Taiwan High Speed Rail Corp (THSRC, 台灣高鐵) yesterday reshuffled its 15-member board at a shareholders’ meeting, with government-appointed representatives taking up nine seats — including three seats for external directors — while five of the railway project’s original shareholders retained their seats.
The newly elected board made former CEO Ou Chin-der (歐晉德), who replaced former chairwoman Nita Ing (殷琪) in late September, its new chairman with a three-year term.
The government-appointed board members include Pan Wenent (潘文炎), representing the CTCI Foundation (中技社), and Hu Mao-lin (胡懋麟), chairman of the state-owned Taiwan Sugar Corp (台糖). Academics Lin Chen-kuo (林振國), George Chen (陳世圯) and Victor Liu (劉維琪) were appointed as independent directors.
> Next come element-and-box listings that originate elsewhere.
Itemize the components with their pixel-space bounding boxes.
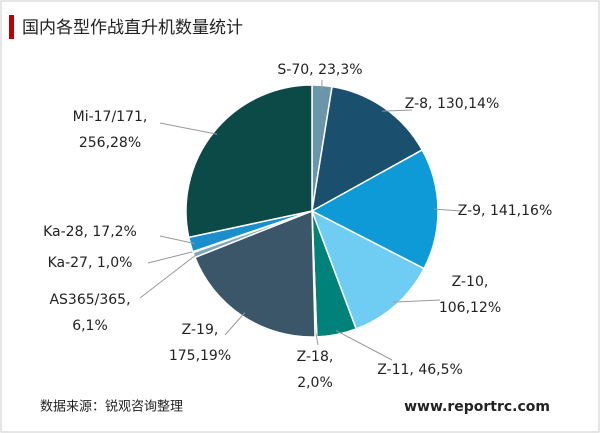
title-accent [9, 15, 14, 39]
data-label: Z-9, 141,16% [458, 203, 553, 219]
leader-line [159, 235, 195, 244]
data-label: Mi-17/171, [73, 109, 148, 125]
leader-line [315, 332, 319, 346]
leader-line [139, 253, 198, 299]
data-label: Z-11, 46,5% [377, 362, 463, 378]
data-label: 2,0% [297, 375, 333, 391]
leader-line [393, 299, 441, 303]
data-label: Z-18, [297, 349, 334, 365]
website: www.reportrc.com [404, 399, 550, 415]
leader-line [159, 122, 218, 135]
data-label: S-70, 23,3% [277, 62, 362, 78]
pie-slice [193, 209, 316, 338]
chart-title: 国内各型作战直升机数量统计 [22, 18, 243, 38]
pie-slice [185, 84, 313, 239]
pie-slice [311, 85, 424, 213]
leader-line [147, 250, 197, 264]
data-label: Ka-27, 1,0% [48, 255, 133, 271]
leader-line [382, 109, 413, 112]
leader-line [335, 330, 393, 361]
data-label: Z-8, 130,14% [405, 96, 500, 112]
data-label: 106,12% [439, 300, 501, 316]
data-label: 175,19% [169, 348, 231, 364]
leader-line [224, 312, 246, 336]
data-label: Ka-28, 17,2% [43, 224, 137, 240]
data-label: Z-19, [182, 322, 219, 338]
pie-slice [310, 209, 426, 330]
data-label: 256,28% [79, 135, 141, 151]
data-label: AS365/365, [49, 292, 130, 308]
source: 数据来源：锐观咨询整理 [40, 400, 183, 415]
leader-line [433, 208, 463, 212]
data-label: 6,1% [72, 318, 108, 334]
data-label: Z-10, [452, 274, 489, 290]
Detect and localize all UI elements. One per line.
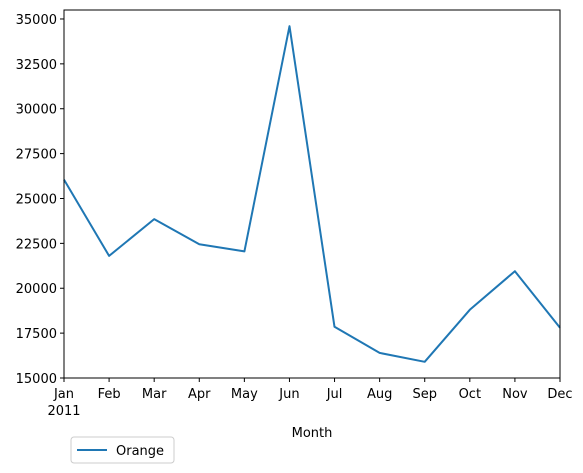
x-axis-label: Month (292, 426, 333, 441)
y-axis-ticks: 15000 17500 20000 22500 25000 27500 30000 32500… (16, 13, 64, 387)
x-tick-label: Oct (459, 387, 481, 402)
x-tick-label: Apr (188, 387, 211, 402)
x-tick-label: Sep (412, 387, 437, 402)
legend-frame (70, 436, 175, 464)
y-tick-label: 25000 (16, 192, 57, 207)
y-tick-label: 15000 (16, 372, 57, 387)
x-tick-label: Aug (367, 387, 392, 402)
plot-area (64, 10, 560, 378)
y-tick-label: 35000 (16, 13, 57, 28)
x-tick-label: May (231, 387, 258, 402)
x-axis-year-label: 2011 (47, 404, 80, 419)
x-tick-label: Jan (53, 387, 74, 402)
legend: Orange (70, 436, 175, 464)
x-tick-label: Nov (502, 387, 528, 402)
y-tick-label: 30000 (16, 103, 57, 118)
x-axis-ticks: Jan Feb Mar Apr May Jun Jul Aug Sep Oct Nov Dec (53, 378, 573, 402)
x-tick-label: Dec (547, 387, 572, 402)
x-tick-label: Jun (278, 387, 299, 402)
y-tick-label: 20000 (16, 282, 57, 297)
y-tick-label: 27500 (16, 148, 57, 163)
legend-label-orange: Orange (116, 444, 164, 459)
y-tick-label: 22500 (16, 237, 57, 252)
y-tick-label: 17500 (16, 327, 57, 342)
plot-frame (63, 9, 561, 379)
y-tick-label: 32500 (16, 58, 57, 73)
x-tick-label: Feb (98, 387, 121, 402)
series-line-orange (63, 25, 561, 363)
x-tick-label: Jul (326, 387, 343, 402)
x-tick-label: Mar (142, 387, 167, 402)
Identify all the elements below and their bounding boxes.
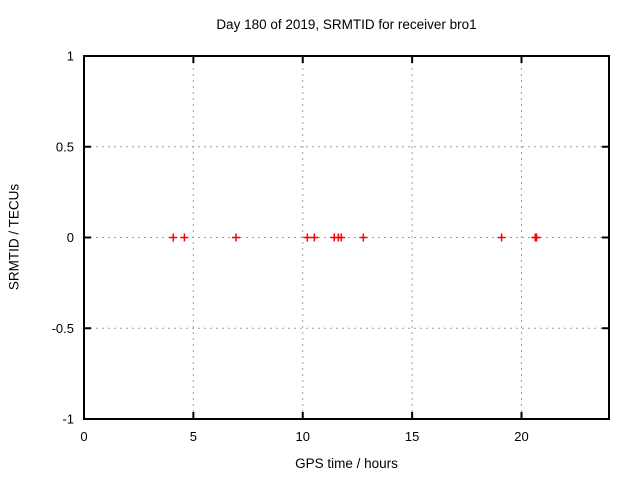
y-tick-label: -0.5 bbox=[52, 321, 74, 336]
y-axis-label: SRMTID / TECUs bbox=[6, 183, 22, 291]
x-tick-label: 0 bbox=[80, 429, 87, 444]
chart-title: Day 180 of 2019, SRMTID for receiver bro… bbox=[216, 17, 477, 32]
data-point-marker bbox=[359, 233, 368, 242]
data-point-marker bbox=[232, 233, 241, 242]
data-point-marker bbox=[532, 233, 541, 242]
data-point-marker bbox=[310, 233, 319, 242]
data-point-marker bbox=[497, 233, 506, 242]
x-tick-label: 20 bbox=[514, 429, 528, 444]
data-point-marker bbox=[169, 233, 178, 242]
y-tick-label: -1 bbox=[62, 412, 74, 427]
data-point-marker bbox=[303, 233, 312, 242]
y-tick-label: 0 bbox=[67, 230, 74, 245]
data-point-marker bbox=[337, 233, 346, 242]
y-tick-label: 1 bbox=[67, 49, 74, 64]
x-tick-label: 10 bbox=[296, 429, 310, 444]
data-point-marker bbox=[180, 233, 189, 242]
x-tick-label: 5 bbox=[190, 429, 197, 444]
x-tick-label: 15 bbox=[405, 429, 419, 444]
y-tick-label: 0.5 bbox=[56, 139, 74, 154]
x-axis-label: GPS time / hours bbox=[295, 456, 398, 471]
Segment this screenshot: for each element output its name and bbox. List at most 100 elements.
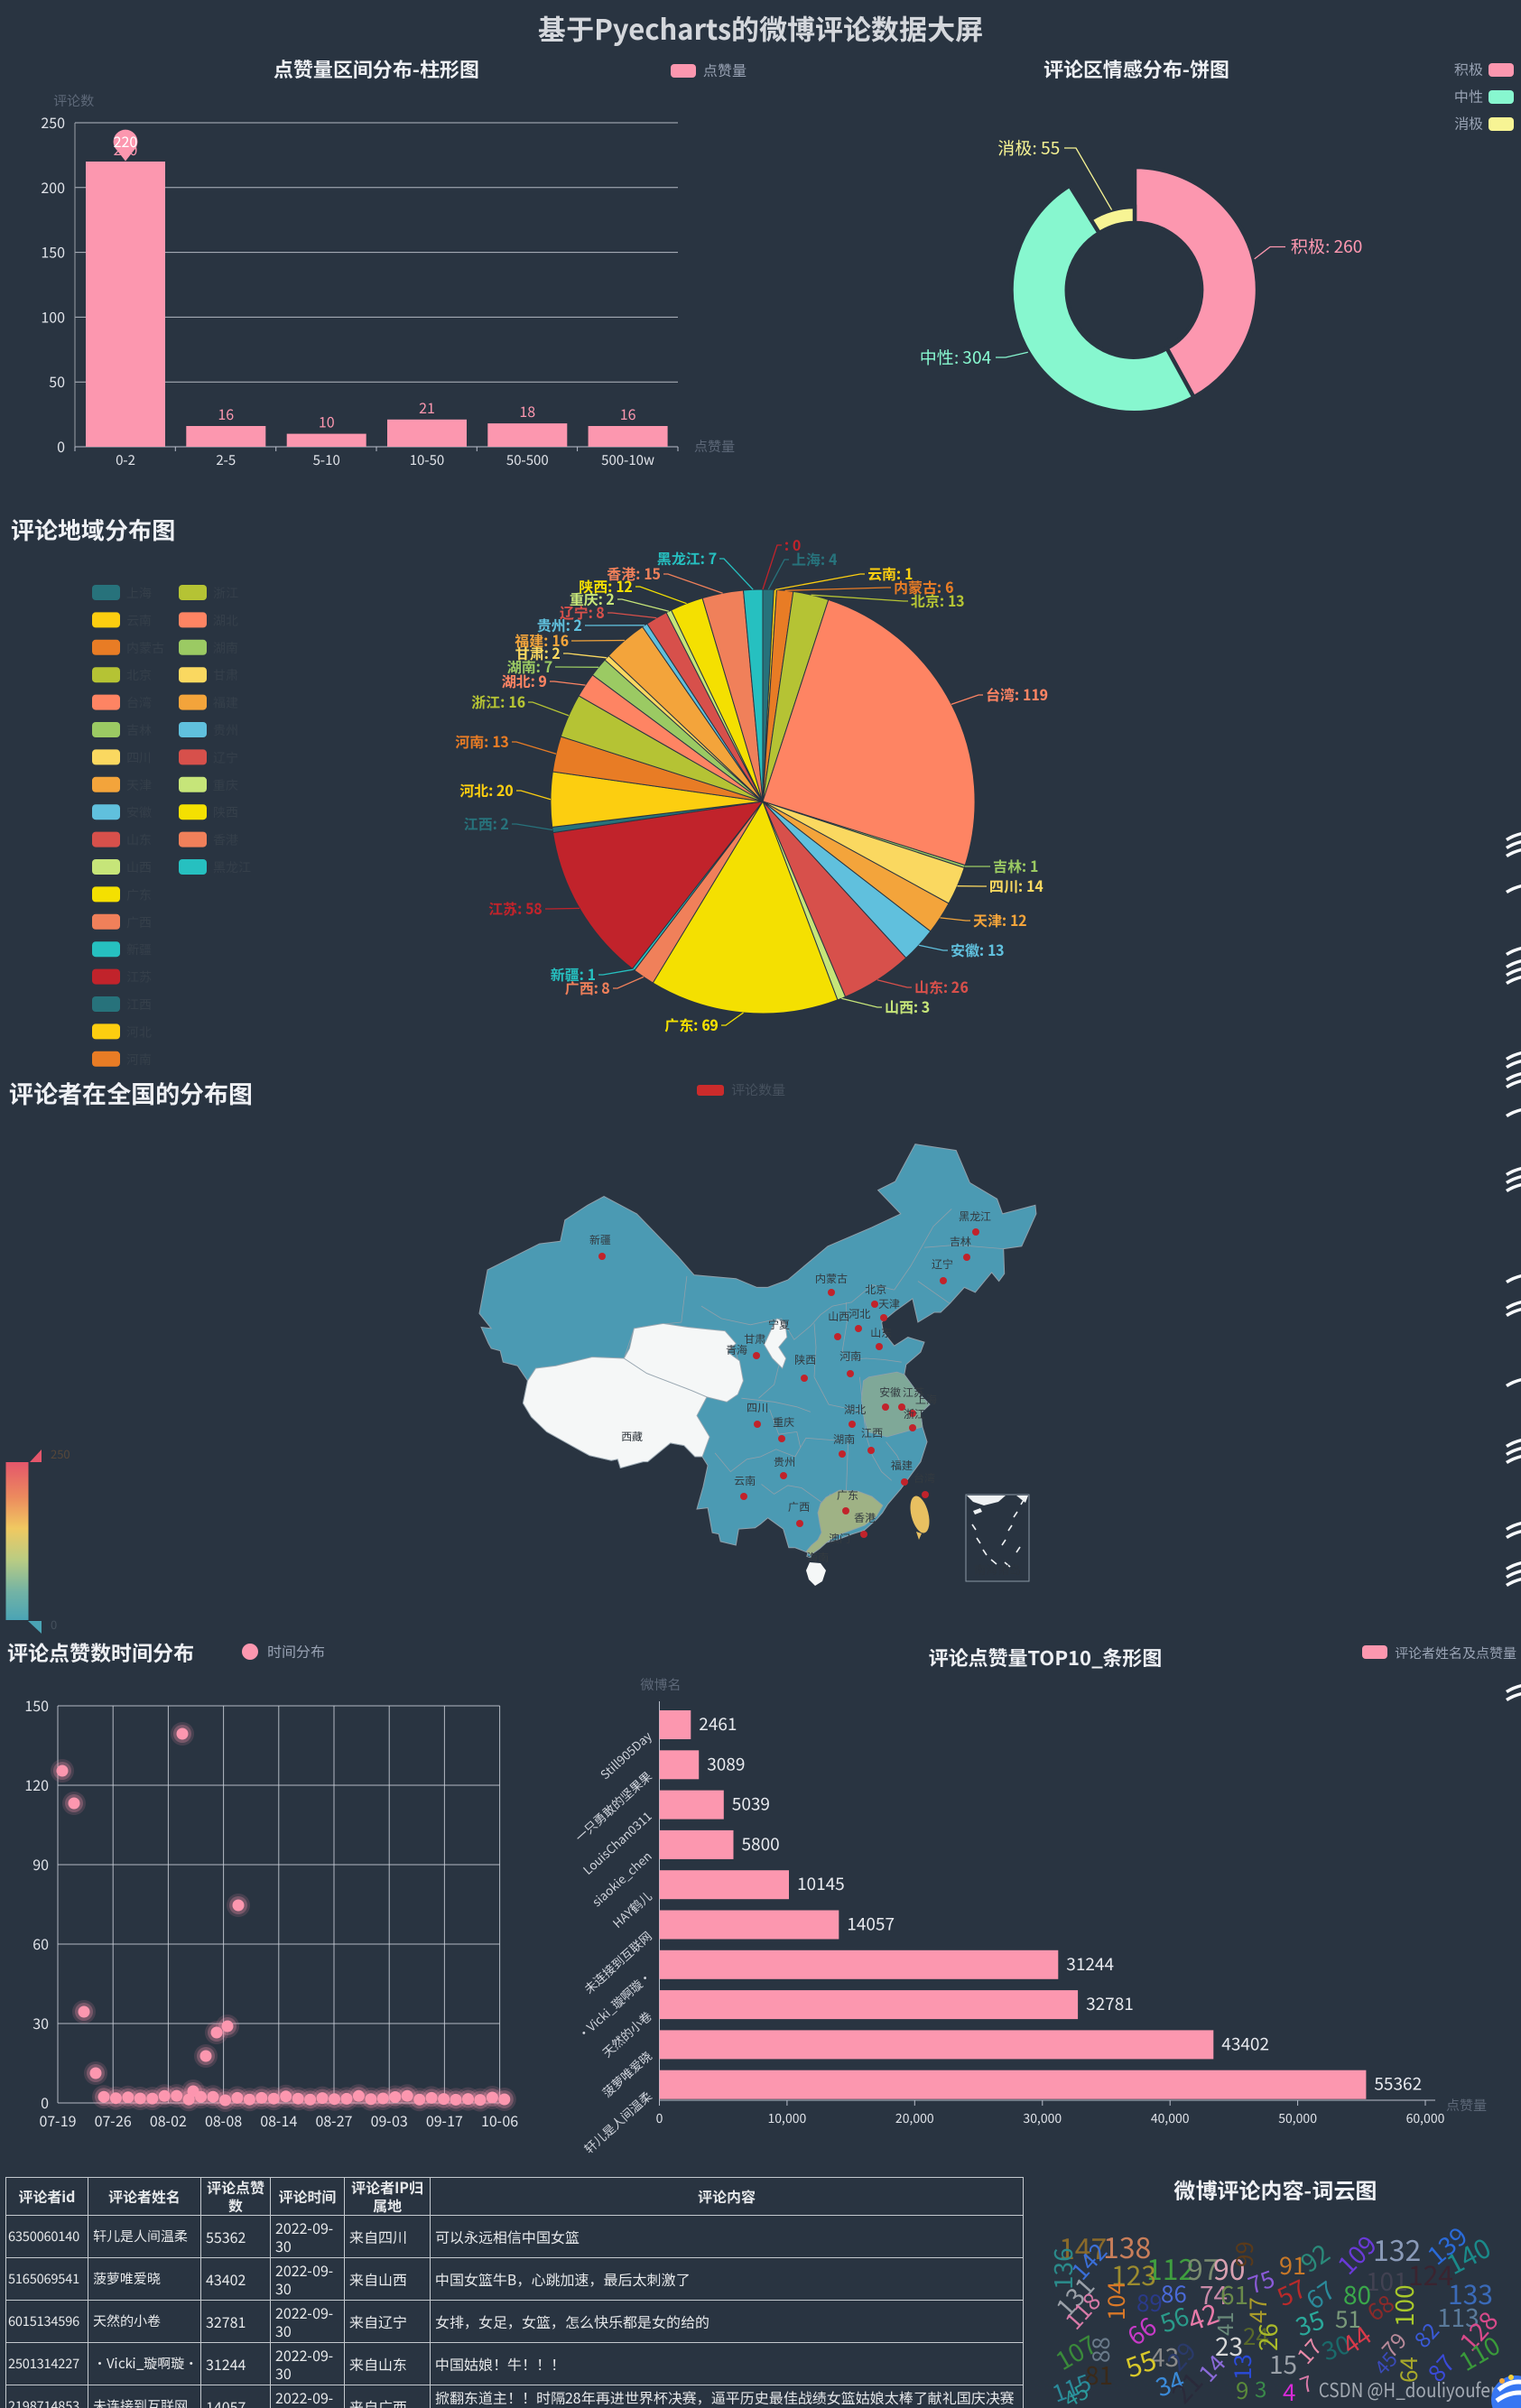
svg-text:3089: 3089: [707, 1751, 745, 1775]
svg-text:104: 104: [1099, 2282, 1132, 2320]
svg-text:山西: 山西: [126, 858, 152, 876]
svg-text:湖南: 湖南: [213, 639, 238, 657]
svg-text:评论地域分布图: 评论地域分布图: [11, 513, 175, 546]
svg-text:评论者在全国的分布图: 评论者在全国的分布图: [9, 1075, 253, 1110]
svg-text:吉林: 1: 吉林: 1: [993, 855, 1038, 876]
svg-text:香港: 15: 香港: 15: [607, 562, 661, 584]
svg-text:安徽: 13: 安徽: 13: [951, 939, 1005, 960]
svg-text:辽宁: 辽宁: [213, 748, 238, 766]
svg-text:香港: 香港: [854, 1510, 876, 1525]
svg-text:消极: 55: 消极: 55: [997, 135, 1060, 160]
svg-text:60: 60: [32, 1932, 49, 1954]
svg-text:20,000: 20,000: [895, 2109, 934, 2127]
svg-text:100: 100: [41, 305, 65, 327]
svg-text:点赞量: 点赞量: [703, 59, 747, 80]
svg-text:50,000: 50,000: [1278, 2109, 1317, 2127]
svg-text:上海: 上海: [915, 1392, 937, 1407]
svg-text:湖南: 湖南: [833, 1431, 855, 1447]
svg-text:吉林: 吉林: [126, 721, 152, 739]
svg-text:重庆: 2: 重庆: 2: [570, 588, 615, 609]
svg-text:0-2: 0-2: [116, 450, 135, 469]
svg-text:贵州: 2: 贵州: 2: [537, 614, 582, 635]
svg-text:评论数: 评论数: [53, 91, 94, 110]
svg-text:10-50: 10-50: [410, 450, 445, 469]
svg-text:福建: 福建: [891, 1458, 913, 1473]
svg-text:甘肃: 甘肃: [213, 666, 238, 684]
svg-text:广西: 8: 广西: 8: [565, 977, 611, 998]
svg-text:133: 133: [1448, 2273, 1493, 2312]
svg-text:广东: 广东: [126, 885, 152, 903]
svg-text:内蒙古: 6: 内蒙古: 6: [894, 576, 953, 597]
svg-text:99: 99: [1227, 2241, 1260, 2267]
svg-text:积极: 260: 积极: 260: [1291, 234, 1362, 258]
svg-text:112: 112: [1146, 2247, 1194, 2289]
svg-text:61: 61: [1220, 2276, 1248, 2312]
svg-text:评论点赞数时间分布: 评论点赞数时间分布: [7, 1636, 194, 1667]
svg-text:09-03: 09-03: [371, 2109, 408, 2131]
svg-text:07-26: 07-26: [95, 2109, 132, 2131]
svg-text:200: 200: [41, 176, 65, 198]
svg-text:74: 74: [1200, 2276, 1228, 2312]
svg-text:澳门: 澳门: [829, 1531, 850, 1546]
svg-text:90: 90: [1213, 2247, 1246, 2289]
svg-text:江西: 江西: [861, 1425, 883, 1440]
svg-text:86: 86: [1161, 2276, 1187, 2310]
svg-text:甘肃: 甘肃: [744, 1331, 765, 1347]
svg-text:41: 41: [1208, 2311, 1239, 2336]
svg-text:山东: 26: 山东: 26: [914, 976, 969, 997]
svg-text:江西: 江西: [126, 996, 152, 1014]
svg-text:天津: 天津: [126, 776, 152, 794]
svg-text:16: 16: [218, 403, 234, 424]
svg-text:云南: 1: 云南: 1: [867, 562, 913, 584]
svg-text:10-06: 10-06: [481, 2109, 518, 2131]
svg-text:0: 0: [41, 2091, 49, 2113]
svg-text:3: 3: [1255, 2372, 1266, 2403]
svg-text:81: 81: [1085, 2357, 1113, 2393]
svg-text:30: 30: [32, 2012, 49, 2033]
svg-text:陕西: 陕西: [213, 803, 238, 821]
svg-text:43402: 43402: [1221, 2031, 1269, 2055]
svg-text:47: 47: [1240, 2297, 1274, 2323]
svg-text:97: 97: [1187, 2247, 1220, 2289]
svg-text:18: 18: [519, 400, 535, 421]
svg-text:9: 9: [1236, 2373, 1248, 2406]
svg-text:101: 101: [1366, 2263, 1408, 2299]
svg-text:10,000: 10,000: [768, 2109, 807, 2127]
svg-text:08-02: 08-02: [150, 2109, 187, 2131]
svg-text:陕西: 12: 陕西: 12: [579, 575, 633, 597]
svg-text:89: 89: [1136, 2285, 1163, 2319]
svg-text:重庆: 重庆: [773, 1414, 794, 1430]
svg-text:147: 147: [1059, 2227, 1107, 2268]
svg-text:评论数量: 评论数量: [731, 1080, 785, 1099]
svg-text:安徽: 安徽: [879, 1385, 902, 1400]
svg-text:北京: 北京: [865, 1282, 886, 1297]
svg-text:10145: 10145: [797, 1871, 845, 1895]
svg-text:福建: 福建: [213, 694, 238, 712]
svg-text:微博评论内容-词云图: 微博评论内容-词云图: [1174, 2173, 1377, 2205]
svg-text:香港: 香港: [213, 831, 238, 849]
svg-text:13: 13: [1225, 2354, 1258, 2380]
svg-text:64: 64: [1391, 2357, 1424, 2383]
svg-text:24: 24: [1243, 2319, 1269, 2352]
svg-text:云南: 云南: [734, 1473, 756, 1488]
svg-text:消极: 消极: [1454, 112, 1483, 134]
svg-text:31244: 31244: [1066, 1951, 1114, 1976]
svg-text:河北: 河北: [849, 1306, 870, 1321]
svg-text:台湾: 台湾: [914, 1470, 935, 1486]
svg-text:湖南: 7: 湖南: 7: [507, 655, 552, 677]
svg-text:220: 220: [114, 130, 138, 152]
svg-text:河南: 13: 河南: 13: [455, 730, 509, 752]
svg-text:安徽: 安徽: [126, 803, 152, 821]
svg-text:内蒙古: 内蒙古: [126, 639, 164, 657]
svg-text:广东: 广东: [837, 1487, 858, 1503]
svg-text:山西: 3: 山西: 3: [885, 996, 930, 1017]
svg-text:60,000: 60,000: [1406, 2109, 1445, 2127]
svg-text:5039: 5039: [732, 1792, 770, 1816]
svg-text:甘肃: 2: 甘肃: 2: [515, 642, 561, 663]
svg-text:07-19: 07-19: [39, 2109, 76, 2131]
svg-text:点赞量: 点赞量: [694, 437, 735, 456]
svg-text:北京: 13: 北京: 13: [911, 589, 965, 611]
svg-text:积极: 积极: [1454, 58, 1483, 79]
svg-text:50: 50: [49, 370, 65, 392]
svg-text:132: 132: [1373, 2228, 1421, 2270]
During its shareholder meeting yesterday morning, Ou said he would turn around the company’s financial performance by coming up with a healthier operational plan, boosting passenger traffic and negotiating new loans at lower interest rates.
In response to shareholders’ questions, Ou said the company needed more than 140,000 passengers per day to break even, from its current average of 87,000 passengers per day.
He also addressed recent concerns about the company’s highly paid foreign executives, some of whom he said have submitted their resignations in the wake of criticism over their high salaries.
Ou said the company hoped to retain the foreign executives, who made up just 2.6 percent of the company’s total workforce as of August, down from 3.7 percent last year and a reduction of more than 30 percent from the project’s early years.
These executives, whose salaries accounted for 1.9 percent of the company’s total personnel expenditure, remain indispensable to daily operations, especially the railway system’s maintenance, which is of great importance to passenger safety, he added.
The foreign executives are highly sought-after by railway contractors in other countries and have been offered up to double the salary they earn at THSRC, Ou said.
Nevertheless, he said the company would gradually reduce the number of foreign executives by June.
A company source, who declined to be identified, yesterday said the company was expected to negotiate terms including interest rates and maturities with creditor banks including its main lender, Bank of Taiwan (台灣銀行), to finalize a NT$382 billion (US$11.8 billion) syndicated loan “by the end of this month or no later than the year’s end.”
For its government-funded loan of NT$308.3 billion, the company hopes to pay a floating interest rate that would be pegged to the rate for one-year postal deposits and would be slightly lower than the averaged rate of 2.6 percent on its old loans, the source said.
A fixed rate of 0.8 percent on top of the rate for one-year postal deposits, currently at 1 percent, would be levied on the remaining loan of NT$73.7 billion, the source said, adding that the company was further negotiating for a ceiling on the rates if they were to be substantially increased.